Add in the reasonable price for a night of sampling savory local dishes, and there are many reasons to check out the ninth annual “Dining in Dracut.” Tickets for the event, scheduled for Monday, March 7, at Lenzi’s from 6:30 to 8:30 p.m, are $15 in advance or $18 at the door. Tickets at the advance rate can be reserved by e-mailing

Perhaps one of the best reasons to support “Dining In Dracut” is that it is the major fundraiser for Community Outreach: Circle of Friends. Proceeds benefit the numerous charities and outreach programs that this devoted group of 17 women — ages 23 to 70-plus — has chosen to help.

Brenda Bourassa, president of Circle of Friends, and Emily Francis, co-chairperson of Dining in Dracut — who at age 27 is the second generation to step up to the dinner plate — shared their thoughts about “Dining In Dracut,” past and present.

Q: How did “Dining In Dracut” get started?

A: We were looking for a good fundraiser and saw the success that other towns were having with these tasting events. We saw that nobody in Dracut was doing it, so we looked at the demographics of Dracut and came up with a price and a concept that would work for the town. We had already done craft fairs and sock hops, but we needed something different and something bigger.

Q: Was it an immediate success?

A : Absolutely. It was really grand and a new concept for Dracut, but we were so nervous on opening night. People were lined up an hour ahead of time around the building and we were afraid of running out of food. But the restaurants are great and always plan to bring extra, knowing that any leftover food is donated to area shelters. Now, people realize that they don’t need to come so early because we won’t run out of food.

Q: Is there anything new planned for Dining In Dracut this year ?

A: We’ll be selling our new cookbook for $10 each. It’s called “Feast of Friendship,” a spiral bound and colorful cookbook with 264 favorite recipes contributed by our group members, our family, friends and a couple of restaurants. Many of the recipes have been in families for generations — from all different ethnic backgrounds. We also have an upscale Beacon Hill restaurant for the first time — the Mooo Restaurant of XV Beacon Hotel. Dining in Dracut co-chairperson Suzanna Bradley, who is just 23 years old, is a pastry chef at Mooo. But we don’t know what she’s bringing yet! We’ll also have a DJ for the first time, and although this is not new this year, we will be collecting nonperishable food for the Dracut Food Pantry.

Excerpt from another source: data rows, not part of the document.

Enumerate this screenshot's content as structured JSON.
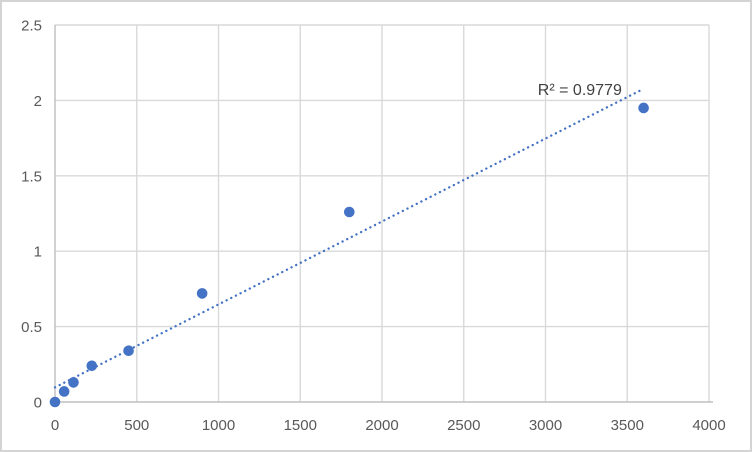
{
  "chart_data": {
    "type": "scatter",
    "title": "",
    "xlabel": "",
    "ylabel": "",
    "x": [
      0,
      56,
      113,
      225,
      450,
      900,
      1800,
      3600
    ],
    "y": [
      0,
      0.07,
      0.13,
      0.24,
      0.34,
      0.72,
      1.26,
      1.95
    ],
    "xlim": [
      0,
      4000
    ],
    "ylim": [
      0,
      2.5
    ],
    "x_tick_values": [
      0,
      500,
      1000,
      1500,
      2000,
      2500,
      3000,
      3500,
      4000
    ],
    "y_tick_values": [
      0,
      0.5,
      1,
      1.5,
      2,
      2.5
    ],
    "x_ticks": [
      "0",
      "500",
      "1000",
      "1500",
      "2000",
      "2500",
      "3000",
      "3500",
      "4000"
    ],
    "y_ticks": [
      "0",
      "0.5",
      "1",
      "1.5",
      "2",
      "2.5"
    ],
    "grid": true,
    "legend": "none",
    "colors": {
      "marker": "#4472c4",
      "trendline": "#4472c4",
      "gridline": "#d9d9d9",
      "axis_line": "#bfbfbf",
      "tick_label": "#595959",
      "r2_label": "#404040",
      "background": "#ffffff",
      "outer_border": "#d4d4d4"
    },
    "trendline": {
      "fit": "linear",
      "style": "dotted",
      "slope": 0.00055,
      "intercept": 0.097,
      "x_start": 0,
      "x_end": 3600,
      "label": "R² = 0.9779",
      "label_anchor_x": 3210,
      "label_anchor_y": 2.06
    }
  }
}
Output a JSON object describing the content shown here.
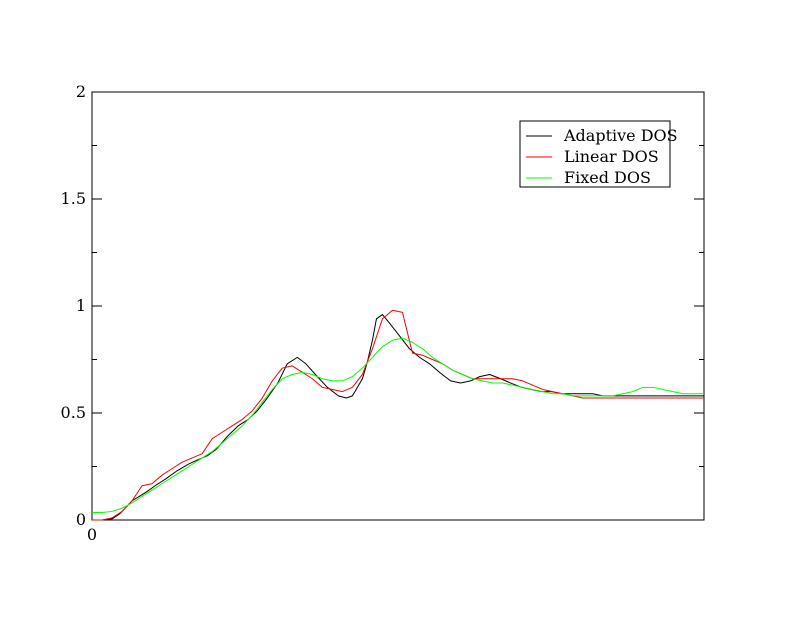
{
  "chart_data": {
    "type": "line",
    "title": "",
    "xlabel": "",
    "ylabel": "",
    "xlim": [
      0,
      1
    ],
    "ylim": [
      0,
      2
    ],
    "y_ticks": [
      0,
      0.5,
      1,
      1.5,
      2
    ],
    "y_tick_labels": [
      "0",
      "0.5",
      "1",
      "1.5",
      "2"
    ],
    "x_ticks": [
      0
    ],
    "x_tick_labels": [
      "0"
    ],
    "grid": false,
    "legend_position": "top-right",
    "series": [
      {
        "name": "Adaptive DOS",
        "color": "#000000",
        "x": [
          0.0,
          0.0164,
          0.0327,
          0.0458,
          0.0655,
          0.0884,
          0.1031,
          0.1195,
          0.1391,
          0.1571,
          0.1718,
          0.1882,
          0.2029,
          0.2209,
          0.2389,
          0.2553,
          0.27,
          0.2864,
          0.3036,
          0.3191,
          0.3355,
          0.3494,
          0.3682,
          0.3846,
          0.4026,
          0.4156,
          0.4255,
          0.4419,
          0.4501,
          0.4582,
          0.4648,
          0.4746,
          0.4861,
          0.5025,
          0.5188,
          0.5352,
          0.5516,
          0.5679,
          0.5859,
          0.6023,
          0.6187,
          0.6334,
          0.6498,
          0.6678,
          0.6841,
          0.7021,
          0.7185,
          0.7349,
          0.7512,
          0.7676,
          0.784,
          0.802,
          0.8183,
          0.8347,
          0.8511,
          0.8674,
          0.8838,
          0.9002,
          0.9165,
          0.9329,
          0.9509,
          0.9673,
          0.9836,
          1.0
        ],
        "values": [
          0.0,
          0.0,
          0.005,
          0.03,
          0.09,
          0.13,
          0.16,
          0.19,
          0.23,
          0.26,
          0.28,
          0.3,
          0.33,
          0.39,
          0.44,
          0.47,
          0.51,
          0.57,
          0.64,
          0.73,
          0.76,
          0.73,
          0.67,
          0.62,
          0.58,
          0.57,
          0.58,
          0.66,
          0.74,
          0.84,
          0.94,
          0.96,
          0.92,
          0.86,
          0.8,
          0.76,
          0.73,
          0.69,
          0.65,
          0.64,
          0.65,
          0.67,
          0.68,
          0.66,
          0.64,
          0.62,
          0.61,
          0.6,
          0.6,
          0.59,
          0.59,
          0.59,
          0.59,
          0.58,
          0.58,
          0.58,
          0.58,
          0.58,
          0.58,
          0.58,
          0.58,
          0.58,
          0.58,
          0.58
        ]
      },
      {
        "name": "Linear DOS",
        "color": "#ff0000",
        "x": [
          0.0,
          0.0164,
          0.0327,
          0.0491,
          0.0655,
          0.0818,
          0.0982,
          0.1146,
          0.1309,
          0.1473,
          0.1637,
          0.18,
          0.1964,
          0.2128,
          0.2291,
          0.2455,
          0.2619,
          0.2782,
          0.2946,
          0.311,
          0.3273,
          0.3437,
          0.3601,
          0.3764,
          0.3928,
          0.4092,
          0.4255,
          0.4419,
          0.4582,
          0.4746,
          0.491,
          0.5073,
          0.5237,
          0.5401,
          0.5564,
          0.5728,
          0.5892,
          0.6055,
          0.6219,
          0.6383,
          0.6546,
          0.671,
          0.6874,
          0.7037,
          0.7201,
          0.7365,
          0.7528,
          0.7692,
          0.7856,
          0.802,
          0.8183,
          0.8347,
          0.8511,
          0.8674,
          0.8838,
          0.9002,
          0.9165,
          0.9329,
          0.9493,
          0.9656,
          0.982,
          1.0
        ],
        "values": [
          0.0,
          0.0,
          0.01,
          0.04,
          0.09,
          0.16,
          0.17,
          0.21,
          0.24,
          0.27,
          0.29,
          0.31,
          0.38,
          0.41,
          0.44,
          0.47,
          0.51,
          0.57,
          0.65,
          0.71,
          0.72,
          0.69,
          0.66,
          0.62,
          0.61,
          0.6,
          0.62,
          0.68,
          0.8,
          0.94,
          0.98,
          0.97,
          0.78,
          0.77,
          0.75,
          0.73,
          0.7,
          0.68,
          0.66,
          0.66,
          0.66,
          0.66,
          0.66,
          0.65,
          0.63,
          0.61,
          0.6,
          0.59,
          0.58,
          0.57,
          0.57,
          0.57,
          0.57,
          0.57,
          0.57,
          0.57,
          0.57,
          0.57,
          0.57,
          0.57,
          0.57,
          0.57
        ]
      },
      {
        "name": "Fixed DOS",
        "color": "#00ff00",
        "x": [
          0.0,
          0.0164,
          0.0327,
          0.0491,
          0.0655,
          0.0818,
          0.0982,
          0.1146,
          0.1309,
          0.1473,
          0.1637,
          0.18,
          0.1964,
          0.2128,
          0.2291,
          0.2455,
          0.2619,
          0.2782,
          0.2946,
          0.311,
          0.3273,
          0.3437,
          0.3601,
          0.3764,
          0.3928,
          0.4092,
          0.4255,
          0.4419,
          0.4582,
          0.4746,
          0.491,
          0.5073,
          0.5237,
          0.5401,
          0.5564,
          0.5728,
          0.5892,
          0.6055,
          0.6219,
          0.6383,
          0.6546,
          0.671,
          0.6874,
          0.7037,
          0.7201,
          0.7365,
          0.7528,
          0.7692,
          0.7856,
          0.802,
          0.8183,
          0.8347,
          0.8511,
          0.8674,
          0.8838,
          0.9002,
          0.9165,
          0.9329,
          0.9493,
          0.9656,
          0.982,
          1.0
        ],
        "values": [
          0.035,
          0.035,
          0.04,
          0.055,
          0.08,
          0.11,
          0.14,
          0.17,
          0.2,
          0.23,
          0.26,
          0.29,
          0.32,
          0.36,
          0.4,
          0.44,
          0.49,
          0.55,
          0.61,
          0.66,
          0.68,
          0.69,
          0.68,
          0.66,
          0.65,
          0.65,
          0.67,
          0.71,
          0.76,
          0.81,
          0.84,
          0.85,
          0.83,
          0.8,
          0.76,
          0.73,
          0.7,
          0.68,
          0.66,
          0.65,
          0.64,
          0.64,
          0.63,
          0.62,
          0.61,
          0.6,
          0.59,
          0.59,
          0.58,
          0.58,
          0.58,
          0.58,
          0.58,
          0.59,
          0.6,
          0.62,
          0.62,
          0.61,
          0.6,
          0.59,
          0.59,
          0.59
        ]
      }
    ]
  }
}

Q: Do you get an enthusiastic response from the local restaurants?

A : Some restaurants just can’t do it because of the economy, and this does require them to donate food and have the employees serve it. Owen & Ollie’s started with us last year and they were quick to sign up again.

Owen & Ollie’s and the other restaurants are really into charitable giving and especially like that “Dining In Dracut” benefits charities.

They are excited about it and look forward to it. It’s really wonderful to see those that really want to give back; it’s heartwarming.

Q: You are all busy women and this takes a lot of planning and effort. What drives you?

A: We just really want to give back a little in a quiet manner.

It’s rewarding to know that we can make a difference to the charities we support, including food pantries, children’s back-to-school backpacks and supplies, Thanksgiving and Christmas food baskets, crisis bags for battered and abused women and children, adopting families at Christmas; assisting families in crisis; scholarships to local high schools for community-service oriented teens; drug- awareness programs; camperships for Boy and Girl Scouts; library donations; aid to those struggling to meet medical expenses, visiting the elderly in nursing homes, and more.